Switch to Threaded View
Accumulo >> mail # user >> What is the Communication and Time Complexity for Bulk Inserts?

Copy link to this message
Re: What is the Communication and Time Complexity for Bulk Inserts?
For the bulk load of one file, shouldn't it be roughly O(log(n) * log(P) *
p), where n is the size of the file, P is the total number of tablets
(proportional to tablet servers), and p is the number of tablets that get
assigned that file?

For the BatchWriter case, there's a client-side lookup/binning that takes
O(log(p)) per entry, so the latter would be O(n/p * (log(n/p) + log(p)))
for each of p partitions. So, O(n*log(n)) in aggregate. Yes/no?
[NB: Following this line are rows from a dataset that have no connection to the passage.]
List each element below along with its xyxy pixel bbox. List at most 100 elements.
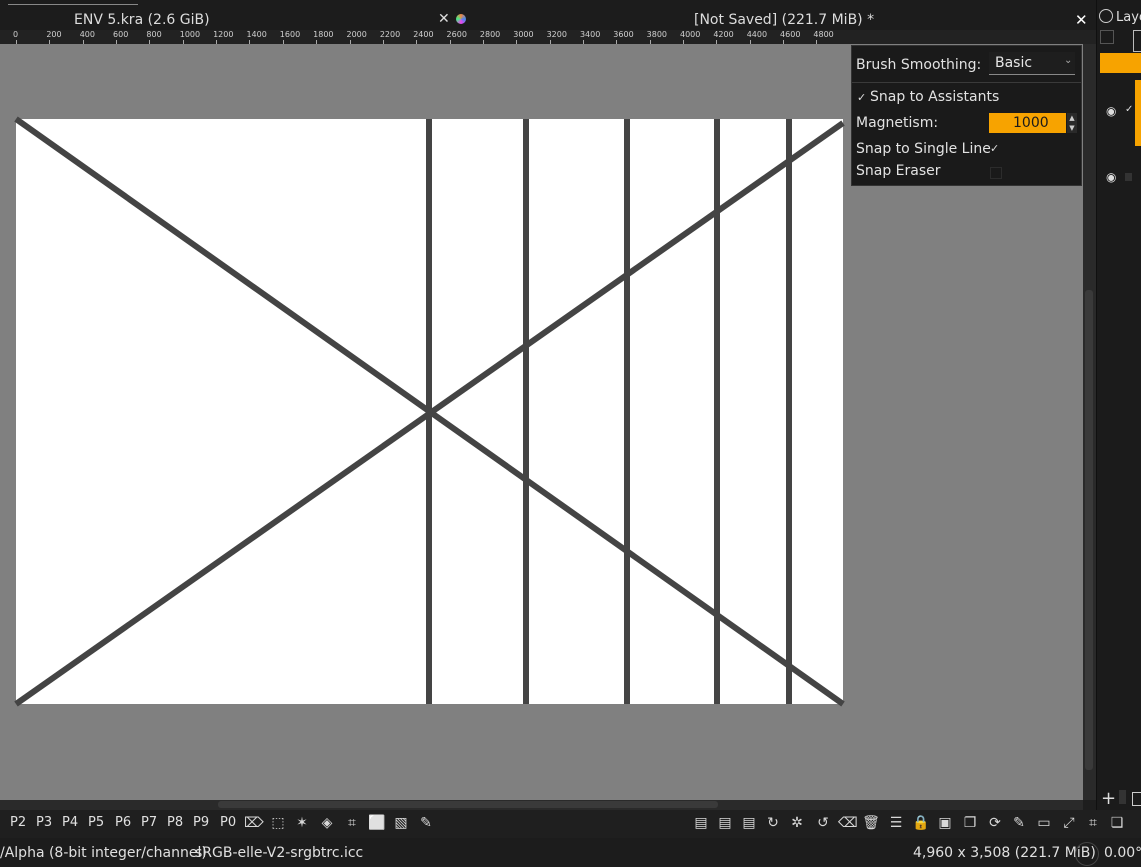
ruler-tick-label: 2000 — [346, 30, 367, 39]
settings-icon[interactable]: ✲ — [788, 814, 806, 832]
brush-icon[interactable]: ✎ — [417, 814, 435, 832]
ruler-tick-label: 1800 — [313, 30, 334, 39]
ruler-tick-label: 400 — [79, 30, 95, 39]
layer-check-icon[interactable]: ✓ — [1125, 104, 1133, 115]
folder-icon[interactable]: ▭ — [1035, 814, 1053, 832]
ruler-tick-label: 3600 — [613, 30, 634, 39]
layer-lock-box[interactable] — [1125, 173, 1132, 181]
magnetism-label: Magnetism: — [856, 115, 939, 131]
lock-icon[interactable]: 🔒 — [912, 814, 930, 832]
preset-p5[interactable]: P5 — [88, 815, 104, 830]
backspace-icon[interactable]: ⌫ — [838, 814, 858, 832]
layer-filter-box[interactable] — [1100, 30, 1114, 44]
brush-smoothing-value: Basic — [995, 55, 1033, 71]
select-rect-icon[interactable]: ⬜ — [368, 814, 386, 832]
rotation-dial-icon[interactable] — [1075, 842, 1099, 866]
ruler-tick-label: 4000 — [680, 30, 701, 39]
ruler-tick-label: 4400 — [746, 30, 768, 39]
layer-option-box[interactable] — [1133, 30, 1141, 52]
eye-icon[interactable]: ◉ — [1106, 104, 1116, 118]
ruler-tick-label: 1600 — [279, 30, 301, 39]
crop-marks-icon[interactable]: ⌗ — [1084, 814, 1102, 832]
undo-icon[interactable]: ↺ — [814, 814, 832, 832]
layers-docker-icon — [1099, 9, 1113, 23]
preset-p0[interactable]: P0 — [220, 815, 236, 830]
document-tab[interactable]: ENV 5.kra (2.6 GiB) — [74, 12, 210, 28]
ruler-tick-label: 4800 — [813, 30, 834, 39]
ruler-tick-label: 2200 — [379, 30, 401, 39]
redo-icon[interactable]: ↻ — [764, 814, 782, 832]
expand-icon[interactable]: ⤢ — [1060, 814, 1078, 832]
brush-smoothing-label: Brush Smoothing: — [856, 57, 982, 73]
ruler-tick-label: 200 — [46, 30, 62, 39]
ruler-tick-label: 600 — [113, 30, 129, 39]
copy-icon[interactable]: ❐ — [961, 814, 979, 832]
snap-single-line-label: Snap to Single Line — [856, 141, 991, 157]
layer-menu-icon[interactable] — [1119, 790, 1126, 804]
ruler-tick-label: 1400 — [246, 30, 267, 39]
horizontal-scrollbar-thumb[interactable] — [218, 801, 718, 808]
add-layer-icon[interactable]: + — [1101, 788, 1116, 809]
gradient-icon[interactable]: ▧ — [392, 814, 410, 832]
ruler-tick-label: 2800 — [479, 30, 501, 39]
close-tab-icon[interactable]: ✕ — [438, 11, 450, 27]
layout-icon[interactable]: ▤ — [740, 814, 758, 832]
chevron-down-icon: ⌄ — [1064, 55, 1073, 66]
preset-p2[interactable]: P2 — [10, 815, 26, 830]
ruler-tick-label: 0 — [13, 30, 19, 39]
color-profile[interactable]: sRGB-elle-V2-srgbtrc.icc — [195, 845, 363, 861]
vertical-scrollbar-thumb[interactable] — [1085, 290, 1093, 770]
color-model[interactable]: /Alpha (8-bit integer/channel) — [0, 845, 207, 861]
rotation-value[interactable]: 0.00° — [1104, 845, 1141, 861]
preset-p3[interactable]: P3 — [36, 815, 52, 830]
layout-icon[interactable]: ▤ — [692, 814, 710, 832]
ruler-tick-label: 1000 — [179, 30, 201, 39]
ruler-tick-label: 2600 — [446, 30, 467, 39]
color-wheel-icon — [456, 14, 466, 24]
eye-icon[interactable]: ◉ — [1106, 170, 1116, 184]
fill-icon[interactable]: ◈ — [318, 814, 336, 832]
document-title: [Not Saved] (221.7 MiB) * — [694, 12, 875, 28]
ruler-tick-label: 3400 — [579, 30, 601, 39]
clone-icon[interactable]: ❏ — [1108, 814, 1126, 832]
snap-single-line-checkbox[interactable]: ✓ — [990, 143, 1000, 154]
magnetism-spin-arrows[interactable]: ▲ ▼ — [1067, 113, 1077, 133]
magic-wand-icon[interactable]: ✶ — [293, 814, 311, 832]
transform-icon[interactable]: ⬚ — [269, 814, 287, 832]
edit-icon[interactable]: ✎ — [1010, 814, 1028, 832]
magnetism-value: 1000 — [1013, 115, 1049, 131]
ruler-tick-label: 4200 — [713, 30, 734, 39]
crop-icon[interactable]: ⌗ — [343, 814, 361, 832]
magnetism-slider[interactable]: 1000 — [989, 113, 1066, 133]
snap-to-assistants-label[interactable]: Snap to Assistants — [870, 89, 999, 105]
trash-icon[interactable]: 🗑 — [862, 814, 880, 832]
refresh-icon[interactable]: ⟳ — [986, 814, 1004, 832]
ruler-tick-label: 3000 — [513, 30, 534, 39]
ruler-tick-label: 3800 — [646, 30, 667, 39]
brush-smoothing-dropdown[interactable]: Basic ⌄ — [989, 52, 1075, 75]
close-window-icon[interactable]: ✕ — [1075, 11, 1088, 29]
preset-p9[interactable]: P9 — [193, 815, 209, 830]
snap-to-assistants-checkbox[interactable]: ✓ — [857, 92, 867, 103]
preset-p7[interactable]: P7 — [141, 815, 157, 830]
layer-thumbnail-selected[interactable] — [1135, 80, 1141, 146]
eraser-icon[interactable]: ⌦ — [244, 814, 264, 832]
ruler-tick-label: 1200 — [213, 30, 234, 39]
layers-panel: Laye ◉ ✓ ◉ + — [1096, 0, 1141, 810]
duplicate-layer-icon[interactable] — [1132, 792, 1141, 806]
sliders-icon[interactable]: ☰ — [887, 814, 905, 832]
snap-eraser-checkbox[interactable] — [990, 167, 1002, 179]
layers-title: Laye — [1116, 10, 1141, 25]
preset-p8[interactable]: P8 — [167, 815, 183, 830]
ruler-tick-label: 3200 — [546, 30, 567, 39]
ruler-tick-label: 2400 — [413, 30, 434, 39]
active-layer-strip[interactable] — [1100, 53, 1141, 73]
preset-p6[interactable]: P6 — [115, 815, 131, 830]
image-dimensions[interactable]: 4,960 x 3,508 (221.7 MiB) — [913, 845, 1096, 861]
preset-p4[interactable]: P4 — [62, 815, 78, 830]
horizontal-ruler: 0 200 400 600 800 1000 1200 1400 1600 1800 2000 220… — [0, 30, 1096, 45]
frame-icon[interactable]: ▣ — [936, 814, 954, 832]
ruler-tick-label: 4600 — [780, 30, 801, 39]
layout-icon[interactable]: ▤ — [716, 814, 734, 832]
tool-options-panel: Brush Smoothing: Basic ⌄ ✓ Snap to Assis… — [851, 45, 1082, 186]
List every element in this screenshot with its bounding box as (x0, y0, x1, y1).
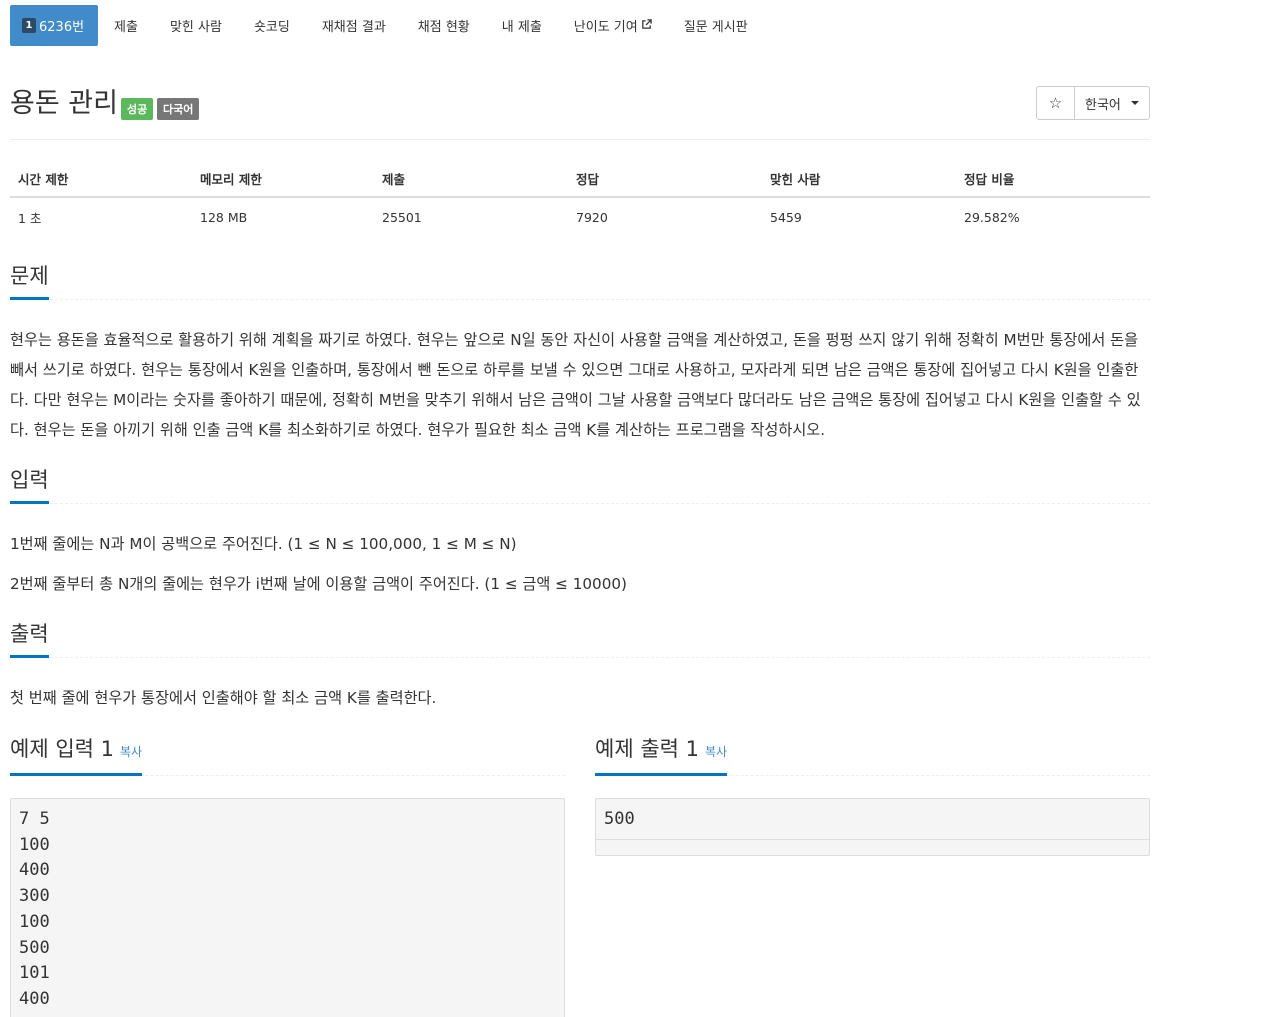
language-dropdown-label: 한국어 (1085, 97, 1121, 113)
problem-tab-bar: 1 6236번 제출 맞힌 사람 숏코딩 재채점 결과 채점 현황 내 제출 난… (10, 5, 764, 46)
input-line-2: 2번째 줄부터 총 N개의 줄에는 현우가 i번째 날에 이용할 금액이 주어진… (10, 575, 627, 593)
problem-description: 현우는 용돈을 효율적으로 활용하기 위해 계획을 짜기로 하였다. 현우는 앞… (10, 325, 1150, 455)
caret-down-icon (1130, 101, 1139, 105)
problem-text: 현우는 용돈을 효율적으로 활용하기 위해 계획을 짜기로 하였다. 현우는 앞… (10, 331, 1141, 439)
output-text: 첫 번째 줄에 현우가 통장에서 인출해야 할 최소 금액 K를 출력한다. (10, 689, 437, 707)
time-limit-value: 1 초 (18, 211, 42, 226)
header-memory-limit: 메모리 제한 (192, 163, 374, 198)
sample-output-title: 예제 출력 1 (595, 737, 699, 761)
tab-problem-label: 6236번 (39, 20, 85, 35)
memory-limit-value: 128 MB (200, 210, 248, 225)
tab-submit-label: 제출 (114, 20, 138, 35)
page-title: 용돈 관리 (10, 88, 118, 119)
header-solved-users: 맞힌 사람 (762, 163, 956, 198)
tab-difficulty-contribution[interactable]: 난이도 기여 (558, 5, 668, 46)
tab-my-submissions[interactable]: 내 제출 (486, 5, 558, 46)
status-badge: 성공 (121, 98, 154, 120)
copy-sample-input-button[interactable]: 복사 (120, 745, 142, 759)
input-line-1: 1번째 줄에는 N과 M이 공백으로 주어진다. (1 ≤ N ≤ 100,00… (10, 535, 517, 553)
submissions-value: 25501 (382, 210, 422, 225)
problem-section-header: 문제 (10, 263, 1150, 300)
table-row: 1 초 128 MB 25501 7920 5459 29.582% (10, 197, 1150, 237)
header-accept-ratio: 정답 비율 (956, 163, 1150, 198)
table-header-row: 시간 제한 메모리 제한 제출 정답 맞힌 사람 정답 비율 (10, 163, 1150, 198)
star-icon[interactable]: ☆ (1037, 87, 1075, 119)
tab-problem[interactable]: 1 6236번 (10, 5, 99, 46)
sample-output-box: 500 (595, 798, 1150, 856)
tab-judge-status-label: 채점 현황 (417, 20, 470, 35)
sample-output-footer (596, 838, 1149, 853)
title-actions: ☆ 한국어 (1036, 86, 1150, 120)
tab-my-submissions-label: 내 제출 (501, 20, 542, 35)
sample-input-title: 예제 입력 1 (10, 737, 114, 761)
problem-info-table: 시간 제한 메모리 제한 제출 정답 맞힌 사람 정답 비율 1 초 128 M… (10, 163, 1150, 237)
sample-input-header: 예제 입력 1 복사 (10, 736, 565, 776)
problem-title-row: 용돈 관리 성공 다국어 ☆ 한국어 (10, 86, 1150, 140)
tab-question-board[interactable]: 질문 게시판 (668, 5, 764, 46)
tab-solved-users-label: 맞힌 사람 (169, 20, 222, 35)
copy-sample-output-button[interactable]: 복사 (705, 745, 727, 759)
tier-badge-icon: 1 (22, 18, 36, 33)
sample-input-box: 7 5 100 400 300 100 500 101 400 (10, 798, 565, 1017)
output-description: 첫 번째 줄에 현우가 통장에서 인출해야 할 최소 금액 K를 출력한다. (10, 683, 1150, 723)
tab-submit[interactable]: 제출 (98, 5, 154, 46)
tab-rejudge-results-label: 재채점 결과 (321, 20, 386, 35)
input-description: 1번째 줄에는 N과 M이 공백으로 주어진다. (1 ≤ N ≤ 100,00… (10, 529, 1150, 609)
language-dropdown[interactable]: 한국어 (1075, 87, 1149, 119)
sample-output-heading: 예제 출력 1 복사 (595, 736, 728, 776)
tab-rejudge-results[interactable]: 재채점 결과 (306, 5, 402, 46)
tab-judge-status[interactable]: 채점 현황 (402, 5, 486, 46)
tab-short-coding-label: 숏코딩 (253, 20, 290, 35)
accepted-value: 7920 (576, 210, 608, 225)
output-heading: 출력 (10, 621, 49, 658)
tab-difficulty-contribution-label: 난이도 기여 (573, 20, 638, 35)
output-section-header: 출력 (10, 621, 1150, 658)
external-link-icon (641, 18, 652, 33)
accept-ratio-value: 29.582% (964, 210, 1020, 225)
problem-heading: 문제 (10, 263, 49, 300)
tab-solved-users[interactable]: 맞힌 사람 (154, 5, 238, 46)
solved-users-value: 5459 (770, 210, 802, 225)
tab-short-coding[interactable]: 숏코딩 (238, 5, 306, 46)
header-accepted: 정답 (568, 163, 762, 198)
header-time-limit: 시간 제한 (10, 163, 192, 198)
sample-input-heading: 예제 입력 1 복사 (10, 736, 143, 776)
language-badge: 다국어 (157, 98, 200, 120)
input-section-header: 입력 (10, 467, 1150, 504)
tab-question-board-label: 질문 게시판 (683, 20, 748, 35)
sample-output-content: 500 (604, 809, 635, 829)
header-submissions: 제출 (374, 163, 568, 198)
sample-output-header: 예제 출력 1 복사 (595, 736, 1150, 776)
input-heading: 입력 (10, 467, 49, 504)
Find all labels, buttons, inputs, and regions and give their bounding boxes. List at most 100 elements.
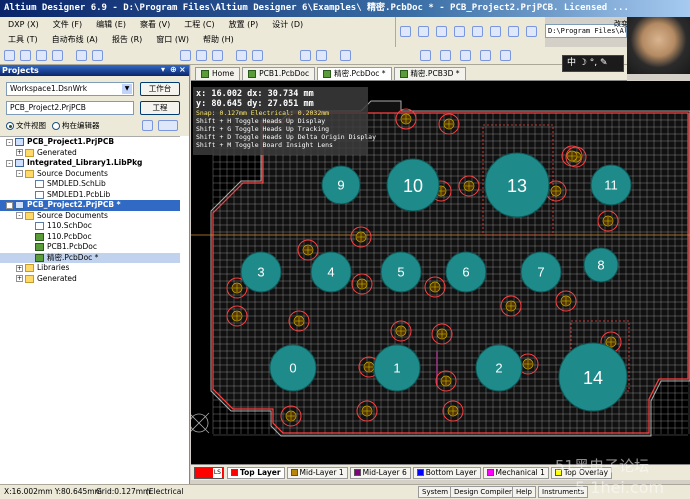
doc-tab[interactable]: 精密.PCB3D * xyxy=(393,67,466,80)
layer-tab[interactable]: Mechanical 1 xyxy=(482,466,549,479)
menu-item[interactable]: 自动布线 (A) xyxy=(52,34,98,45)
tree-item[interactable]: + Generated xyxy=(0,148,180,159)
design-compiler-button[interactable]: Design Compiler xyxy=(450,486,516,498)
print-icon[interactable] xyxy=(52,50,63,61)
doc-tab[interactable]: Home xyxy=(195,67,241,80)
panel-close-icon[interactable]: × xyxy=(179,66,187,74)
menu-item[interactable]: 工具 (T) xyxy=(8,34,38,45)
move-icon[interactable] xyxy=(252,50,263,61)
workspace-combo[interactable]: Workspace1.DsnWrk ▼ xyxy=(6,82,134,96)
layer-tab[interactable]: Bottom Layer xyxy=(412,466,481,479)
tree-item[interactable]: 精密.PcbDoc * xyxy=(0,252,180,263)
zoom-fit-icon[interactable] xyxy=(92,50,103,61)
component-icon[interactable] xyxy=(508,26,519,37)
window-title: Altium Designer 6.9 - D:\Program Files\A… xyxy=(0,0,690,17)
redo-icon[interactable] xyxy=(316,50,327,61)
layer-tab[interactable]: Mid-Layer 1 xyxy=(286,466,348,479)
layer-tab-label: Mechanical 1 xyxy=(495,467,545,477)
tree-item-label: PCB_Project1.PrjPCB xyxy=(27,137,115,146)
grid-icon[interactable] xyxy=(500,50,511,61)
arc-icon[interactable] xyxy=(454,26,465,37)
save-icon[interactable] xyxy=(36,50,47,61)
doc-tab[interactable]: PCB1.PcbDoc xyxy=(242,67,316,80)
home-icon xyxy=(201,70,209,78)
collapse-icon[interactable]: - xyxy=(6,201,13,209)
layer-swatch xyxy=(231,469,238,476)
undo-icon[interactable] xyxy=(300,50,311,61)
new-icon[interactable] xyxy=(4,50,15,61)
select-icon[interactable] xyxy=(236,50,247,61)
collapse-icon[interactable]: - xyxy=(6,138,13,146)
tree-item[interactable]: - PCB_Project2.PrjPCB * xyxy=(0,200,180,211)
hud-line-y: y: 80.645 dy: 27.051 mm xyxy=(196,99,314,109)
route-icon[interactable] xyxy=(400,26,411,37)
hud-line-x: x: 16.002 dx: 30.734 mm xyxy=(196,89,314,99)
ime-toolbar[interactable]: 中 ☽ °, ✎ xyxy=(562,55,624,72)
expand-icon[interactable]: + xyxy=(16,149,23,157)
pad-icon[interactable] xyxy=(418,26,429,37)
tree-item[interactable]: PCB1.PcbDoc xyxy=(0,242,180,253)
panel-pin-icon[interactable]: ⊕ xyxy=(170,66,178,74)
paste-icon[interactable] xyxy=(212,50,223,61)
tree-item[interactable]: SMDLED1.PcbLib xyxy=(0,190,180,201)
menu-item[interactable]: 报告 (R) xyxy=(112,34,142,45)
polygon-icon[interactable] xyxy=(526,26,537,37)
zoom-icon[interactable] xyxy=(76,50,87,61)
collapse-icon[interactable]: - xyxy=(16,170,23,178)
doc-tab[interactable]: 精密.PcbDoc * xyxy=(317,67,392,80)
tree-item[interactable]: - Source Documents xyxy=(0,169,180,180)
menu-item[interactable]: 设计 (D) xyxy=(272,19,303,30)
dimension-icon[interactable] xyxy=(480,50,491,61)
menu-item[interactable]: 放置 (P) xyxy=(229,19,259,30)
drc-icon[interactable] xyxy=(420,50,431,61)
menu-item[interactable]: 文件 (F) xyxy=(53,19,82,30)
panel-header: Projects ▾ ⊕ × xyxy=(0,65,189,76)
tree-item[interactable]: + Libraries xyxy=(0,263,180,274)
system-button[interactable]: System xyxy=(418,486,453,498)
layer-color-swatch[interactable]: LS xyxy=(194,466,224,479)
via-icon[interactable] xyxy=(436,26,447,37)
menu-item[interactable]: 察看 (V) xyxy=(140,19,170,30)
project-field[interactable]: PCB_Project2.PrjPCB xyxy=(6,101,134,115)
highlight-icon[interactable] xyxy=(340,50,351,61)
tree-item[interactable]: - PCB_Project1.PrjPCB xyxy=(0,137,180,148)
chevron-down-icon[interactable]: ▼ xyxy=(122,84,132,94)
expand-icon[interactable]: + xyxy=(16,264,23,272)
menu-item[interactable]: 帮助 (H) xyxy=(203,34,234,45)
menu-item[interactable]: 窗口 (W) xyxy=(156,34,189,45)
expand-icon[interactable]: + xyxy=(16,275,23,283)
project-button[interactable]: 工程 xyxy=(140,101,180,115)
align-icon[interactable] xyxy=(440,50,451,61)
fill-icon[interactable] xyxy=(472,26,483,37)
open-icon[interactable] xyxy=(20,50,31,61)
collapse-icon[interactable]: - xyxy=(6,159,13,167)
tree-item[interactable]: - Source Documents xyxy=(0,211,180,222)
tree-item-label: Source Documents xyxy=(37,168,108,178)
copy-icon[interactable] xyxy=(196,50,207,61)
project-options-icon[interactable] xyxy=(142,120,153,131)
help-button[interactable]: Help xyxy=(512,486,536,498)
struct-view-radio[interactable] xyxy=(52,121,60,130)
panel-menu-icon[interactable]: ▾ xyxy=(161,66,169,74)
project-menu-icon[interactable] xyxy=(158,120,178,131)
collapse-icon[interactable]: - xyxy=(16,212,23,220)
tree-item[interactable]: SMDLED.SchLib xyxy=(0,179,180,190)
tree-item[interactable]: + Generated xyxy=(0,274,180,285)
string-icon[interactable] xyxy=(490,26,501,37)
room-icon[interactable] xyxy=(460,50,471,61)
pad-label: 14 xyxy=(583,368,603,388)
file-view-radio[interactable] xyxy=(6,121,14,130)
hud-shortcut-g: Shift + G Toggle Heads Up Tracking xyxy=(196,125,330,133)
tree-item[interactable]: - Integrated_Library1.LibPkg xyxy=(0,158,180,169)
tree-item-label: Generated xyxy=(37,273,77,283)
tree-item[interactable]: 110.SchDoc xyxy=(0,221,180,232)
menu-item[interactable]: 编辑 (E) xyxy=(96,19,126,30)
tree-item[interactable]: 110.PcbDoc xyxy=(0,232,180,243)
pcb-canvas[interactable]: 9 10 13 11 3 4 5 6 7 8 0 1 2 14 x: 16.002 dx: 30.734 … xyxy=(191,81,690,464)
layer-tab[interactable]: Mid-Layer 6 xyxy=(349,466,411,479)
menu-item[interactable]: DXP (X) xyxy=(8,20,39,29)
workspace-button[interactable]: 工作台 xyxy=(140,82,180,96)
cut-icon[interactable] xyxy=(180,50,191,61)
layer-tab[interactable]: Top Layer xyxy=(227,466,285,479)
menu-item[interactable]: 工程 (C) xyxy=(184,19,214,30)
On Wed, Oct 24, 2012 at 3:57 PM, Jeff Kubina <[EMAIL PROTECTED]> wrote:

> @eric, assuming the records are evenly distributed and network bandwidth
> is not an issue, shouldn't that be O(n/p)+O(p) and O(n/p * log (n/p))?
> On Wed, Oct 24, 2012 at 2:45 PM, Eric Newton <[EMAIL PROTECTED]>wrote:
>> Adding a sorted file to accumulo (bulk loading) is essentially
>> constant in the normal case.  It is O(n) + O(p) for the worst case
>> where the index must be read, and the file assigned to every tablet
>> server.  In this case, the (slow) RPCs will dominate over the (fast)
>> read of the index, except for very small clusters or very large
>> indexes.
>> Inserting with the BatchWriter is eventually dominated by compactions,
>> which is a merge sort, or O(n log n).
>> -Eric
>> On Thu, Oct 18, 2012 at 11:37 AM, Jeff Kubina <[EMAIL PROTECTED]>
>> wrote:
>> > BatchWriter, but I would be interested in the answer assuming a
>> > pre-sorted rfile.
>> >
>> > On Thu, Oct 18, 2012 at 11:20 AM, Josh Elser <[EMAIL PROTECTED]>
>> wrote:
>> >> Are you referring to "bulk inserts" as importing a pre-sorted rfile of
>> >> Key/Values or usinga BatchWriter?
>> >>
>> >> On 10/18/12 10:49 AM, Jeff Kubina wrote:
>> >>>
>> >>> I am deriving the time complexities for an algorithm I implemented in
>> >>> Hadoop using Accumulo and need to know the time complexity of bulk
>> >>> inserting m records evenly distributed across p nodes into an empty
>> >>> table with p tablet servers. Assuming B is the bandwidth of the
>> >>> network, would the communication complexity be O(m/B) and the
>> >>> computation complexity O(m/p * log(m/p))? If the table contained n
>> >>> records would the values be O(m/B) and O(m/p * log(m/p) + n/p)?